High school course registration can be overwhelming for students and families. Faribault Public Schools (Minnesota) has a guide for their students as they register for their high school classes. The original document was simply done in basic word-processing software and it got the job done. It wasn’t bad by any means – it just had room for improvement.

When I designed the new guide, I thought about who will use it, the questions students might have as they register, how they might navigate the information, and how I could lay out the contents to make the guide as easy to use as possible. Here I’m giving you few basic techniques I use that you can use to make your documents look more professional too.

Slide to see a sampling of pages – the before and after

5 ways to improve your documents

1. Invite them in

Think about your audience and what would engage them. In this case, I designed the cover and introductory pages to give a less sterile feel because we’re trying to engage high school students. Some ways I achieved this:

  • Put the school’s branding and colors to work
  • Gave the introductory pages a more casual look
  • Added images of current students
  • Used white space strategically to break up the content

These simple changes give a more welcoming, but still academic, vibe to what is a pretty (let’s face it) boring document.

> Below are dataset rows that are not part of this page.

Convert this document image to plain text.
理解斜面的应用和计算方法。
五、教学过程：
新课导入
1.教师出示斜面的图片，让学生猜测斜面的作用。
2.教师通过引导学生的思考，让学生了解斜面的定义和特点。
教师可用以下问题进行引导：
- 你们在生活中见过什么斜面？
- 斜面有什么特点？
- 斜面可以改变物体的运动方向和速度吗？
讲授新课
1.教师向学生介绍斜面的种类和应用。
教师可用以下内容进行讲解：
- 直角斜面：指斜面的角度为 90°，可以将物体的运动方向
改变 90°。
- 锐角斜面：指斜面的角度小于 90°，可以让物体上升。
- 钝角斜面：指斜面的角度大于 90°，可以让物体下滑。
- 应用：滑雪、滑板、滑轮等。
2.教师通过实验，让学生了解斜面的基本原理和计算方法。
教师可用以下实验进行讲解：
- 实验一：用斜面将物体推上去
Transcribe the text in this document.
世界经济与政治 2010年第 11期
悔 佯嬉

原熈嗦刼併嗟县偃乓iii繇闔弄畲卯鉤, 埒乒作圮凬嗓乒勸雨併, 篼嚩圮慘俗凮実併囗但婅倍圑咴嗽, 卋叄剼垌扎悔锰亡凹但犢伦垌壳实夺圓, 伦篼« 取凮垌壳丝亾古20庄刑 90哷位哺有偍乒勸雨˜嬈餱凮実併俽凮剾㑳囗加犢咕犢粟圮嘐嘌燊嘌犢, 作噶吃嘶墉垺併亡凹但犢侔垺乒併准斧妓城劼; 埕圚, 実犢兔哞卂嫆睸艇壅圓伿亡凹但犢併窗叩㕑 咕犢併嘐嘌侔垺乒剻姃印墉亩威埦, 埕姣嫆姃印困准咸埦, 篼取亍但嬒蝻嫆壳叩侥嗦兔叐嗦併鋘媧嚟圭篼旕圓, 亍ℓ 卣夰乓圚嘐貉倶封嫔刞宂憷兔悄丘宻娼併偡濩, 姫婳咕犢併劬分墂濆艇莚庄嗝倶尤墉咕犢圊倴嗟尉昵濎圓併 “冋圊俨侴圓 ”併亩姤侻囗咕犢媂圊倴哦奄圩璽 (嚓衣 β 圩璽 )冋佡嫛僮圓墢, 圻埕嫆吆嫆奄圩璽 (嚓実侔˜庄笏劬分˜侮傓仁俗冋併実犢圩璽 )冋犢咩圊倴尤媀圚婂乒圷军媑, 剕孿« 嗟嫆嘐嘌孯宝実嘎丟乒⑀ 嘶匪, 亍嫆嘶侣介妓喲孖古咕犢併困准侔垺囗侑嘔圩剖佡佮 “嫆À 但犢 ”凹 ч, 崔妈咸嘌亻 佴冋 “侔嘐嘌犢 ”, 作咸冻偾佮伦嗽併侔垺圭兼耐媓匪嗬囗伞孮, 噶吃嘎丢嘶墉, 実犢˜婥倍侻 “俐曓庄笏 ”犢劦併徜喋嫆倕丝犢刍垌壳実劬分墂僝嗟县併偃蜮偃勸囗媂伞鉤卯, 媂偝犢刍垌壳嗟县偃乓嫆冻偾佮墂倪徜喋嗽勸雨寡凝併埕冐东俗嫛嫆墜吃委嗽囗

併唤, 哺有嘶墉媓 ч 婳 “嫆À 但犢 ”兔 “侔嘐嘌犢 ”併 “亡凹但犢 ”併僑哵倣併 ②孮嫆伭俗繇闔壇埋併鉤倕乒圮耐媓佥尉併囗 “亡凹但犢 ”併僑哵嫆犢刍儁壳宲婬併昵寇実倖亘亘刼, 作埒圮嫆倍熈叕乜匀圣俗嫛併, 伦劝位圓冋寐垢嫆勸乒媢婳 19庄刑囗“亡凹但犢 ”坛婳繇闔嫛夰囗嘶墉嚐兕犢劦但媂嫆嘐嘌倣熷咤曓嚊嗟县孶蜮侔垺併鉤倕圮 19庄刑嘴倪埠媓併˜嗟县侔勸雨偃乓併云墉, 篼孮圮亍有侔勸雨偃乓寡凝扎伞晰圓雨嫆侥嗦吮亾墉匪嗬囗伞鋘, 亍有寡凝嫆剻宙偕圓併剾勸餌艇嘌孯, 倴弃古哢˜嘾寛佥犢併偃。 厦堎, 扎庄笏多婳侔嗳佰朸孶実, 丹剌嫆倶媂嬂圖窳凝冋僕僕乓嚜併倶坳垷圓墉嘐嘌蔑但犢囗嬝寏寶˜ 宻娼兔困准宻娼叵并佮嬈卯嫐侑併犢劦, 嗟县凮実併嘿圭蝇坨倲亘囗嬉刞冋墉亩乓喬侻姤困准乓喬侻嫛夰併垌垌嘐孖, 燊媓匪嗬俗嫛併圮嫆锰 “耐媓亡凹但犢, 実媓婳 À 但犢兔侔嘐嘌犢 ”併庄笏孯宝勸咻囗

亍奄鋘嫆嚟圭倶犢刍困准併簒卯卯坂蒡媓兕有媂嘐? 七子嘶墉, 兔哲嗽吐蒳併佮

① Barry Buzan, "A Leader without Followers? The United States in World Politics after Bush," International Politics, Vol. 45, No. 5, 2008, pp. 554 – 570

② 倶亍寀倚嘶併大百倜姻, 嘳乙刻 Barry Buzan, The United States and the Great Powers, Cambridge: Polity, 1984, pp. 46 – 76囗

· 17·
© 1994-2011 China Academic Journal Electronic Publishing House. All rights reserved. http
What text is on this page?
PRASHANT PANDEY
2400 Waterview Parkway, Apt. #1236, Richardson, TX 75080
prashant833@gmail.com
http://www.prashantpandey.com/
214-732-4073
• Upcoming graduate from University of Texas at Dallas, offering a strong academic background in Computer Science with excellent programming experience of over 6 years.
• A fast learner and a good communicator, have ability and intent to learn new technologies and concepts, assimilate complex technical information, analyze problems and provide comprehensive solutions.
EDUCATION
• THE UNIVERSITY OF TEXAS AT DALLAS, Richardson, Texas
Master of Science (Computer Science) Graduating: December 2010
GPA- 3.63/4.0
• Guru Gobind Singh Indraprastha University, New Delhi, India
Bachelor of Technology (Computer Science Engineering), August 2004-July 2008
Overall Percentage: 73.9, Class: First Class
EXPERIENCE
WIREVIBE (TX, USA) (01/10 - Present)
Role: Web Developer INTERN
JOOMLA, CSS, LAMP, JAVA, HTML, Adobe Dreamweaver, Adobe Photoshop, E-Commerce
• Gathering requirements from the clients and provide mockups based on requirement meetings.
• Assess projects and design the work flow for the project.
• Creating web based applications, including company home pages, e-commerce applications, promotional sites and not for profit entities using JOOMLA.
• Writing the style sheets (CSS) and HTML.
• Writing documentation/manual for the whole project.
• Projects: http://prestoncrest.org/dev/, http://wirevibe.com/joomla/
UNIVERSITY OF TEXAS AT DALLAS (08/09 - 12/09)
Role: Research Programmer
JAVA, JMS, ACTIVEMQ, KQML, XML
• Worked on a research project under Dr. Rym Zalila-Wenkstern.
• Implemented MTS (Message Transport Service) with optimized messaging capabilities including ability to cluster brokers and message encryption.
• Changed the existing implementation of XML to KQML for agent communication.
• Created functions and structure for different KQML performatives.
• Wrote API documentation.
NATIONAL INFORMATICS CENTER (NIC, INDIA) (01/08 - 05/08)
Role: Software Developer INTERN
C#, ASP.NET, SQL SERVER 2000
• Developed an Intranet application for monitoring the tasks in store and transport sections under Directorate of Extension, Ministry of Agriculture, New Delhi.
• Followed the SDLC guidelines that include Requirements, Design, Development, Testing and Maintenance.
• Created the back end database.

Font choice matters too. If a document will live online, sans serif fonts* are a better bet because they are generally easier to read on a screen.

*Serif fonts have the little lines or feet at the ends, called serifs; sans serif fonts have no serifs. In the before and after images above, you can see that the original document was done with a serif font; the one I designed was done with a sans serif font.

2. Shorten line lengths

Did you know that using the full span of the page for each line usually makes the information harder to read? That’s because it’s hard to keep your place when your eyes drop down to the next line and going allllll the way back to the left. Creating multiple columns on the page and/or shortening the line length makes it easier for the reader to quickly read the information without losing their place. Using multiple columns on the page often allows you to fit in more information too.

3. Create strong headings

Strong headings divide content and make it easier to scan and quickly find the information you’re looking for. In this case, bold bands of color define the sections of the document. Large subheadings within each section allow the reader to scan and zero in on the subject they want to read more about.

4. Use lists and tables

Bulleted or numbered lists and tables make it easier to grab the small (but important) bits of information, rather than losing them within paragraphs of content. When making lists, it’s good practice to use bullets when the information does not have a hierarchy and numbers when the order matters. In tables, use varied line weights to create division, and make sure your headings stand out from your content.

5. Make forms simple

Users should be able to glance at a form and immediately understand what they need to do. By increasing white space, giving lines in the table varied colors/weights, and differentiating the headings and the content more, this form is now more inviting and easier to use.

Image of high school registration forms - one before my design efforts, the other after.

If you’re interested, you can find the full registration guide living its best life here. Taking a look at examples like this may help you find more ideas to design your own professional looking documents.

Tip: basic word-processing software like Microsoft Word has its strengths and its place in the world. Creating longer publications or forms, especially if it has images, is best done in more advanced software. Microsoft Publisher is probably the easiest to transition to if you are used to Word; it will get you further and allow you to create more professional looking documents.